Spotlight is a bit different - I do sort of feel I am paying money to a third party so they can given money to her.* And if she wants to do that I think she should be prepared to contribute what is after all a fairly small amount.*

But her complaints of my meanest do make me question myself...

OP posts:
Vitalogy · 20/10/2017 19:00

I don't think I could take the money.

HolyShet · 20/10/2017 19:02

I think you should make her save a proportion towards the cost of her activities.

And 50% of the remainder for future - drama school/university/whatever

Vitalogy · 20/10/2017 19:02

Is the Spotlight thing a once a year fee?

NikiBabe · 20/10/2017 19:03

Spotlight is a bit different - I do sort of feel I am paying money to a third party so they can given money to her

That's not her fault.
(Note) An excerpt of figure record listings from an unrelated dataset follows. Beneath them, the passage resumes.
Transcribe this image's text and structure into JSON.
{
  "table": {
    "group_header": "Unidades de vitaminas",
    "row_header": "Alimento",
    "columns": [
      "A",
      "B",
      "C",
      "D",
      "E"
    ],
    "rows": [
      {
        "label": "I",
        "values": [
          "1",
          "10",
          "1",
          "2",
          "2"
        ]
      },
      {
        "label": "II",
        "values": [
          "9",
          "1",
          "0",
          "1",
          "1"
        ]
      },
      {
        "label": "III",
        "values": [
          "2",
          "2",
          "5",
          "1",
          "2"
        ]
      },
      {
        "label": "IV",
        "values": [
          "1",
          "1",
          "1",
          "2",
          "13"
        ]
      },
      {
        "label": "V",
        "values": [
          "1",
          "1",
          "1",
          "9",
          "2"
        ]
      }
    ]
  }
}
That's how it works. You knew that before you started putting her in there and if you morally objected never should have done so.

LonginesPrime · 20/10/2017 19:05

This isn’t the same as most extra curricular activities. This is one where the child is earning money.

And the OP isn’t suggesting taking ‘momager’ fees - just covering the costs of promoting her DD’s ‘business’, thus getting her more work.

If my teen DCs were running a business, I’d feel like a huge mug if they were turning a tidy profit to spend on themselves yet I was pumping my hard-earned cash in to fund their business’s operating costs.

YANBU

nameusername · 20/10/2017 19:11

But her complaints of my meanest do make me question myself... She's putting her acting to good use than.

YANBU. If she still call you mean, she can start using her own earnings and savings that she's accumulated for the next catalogue, travel costs and other expenditures.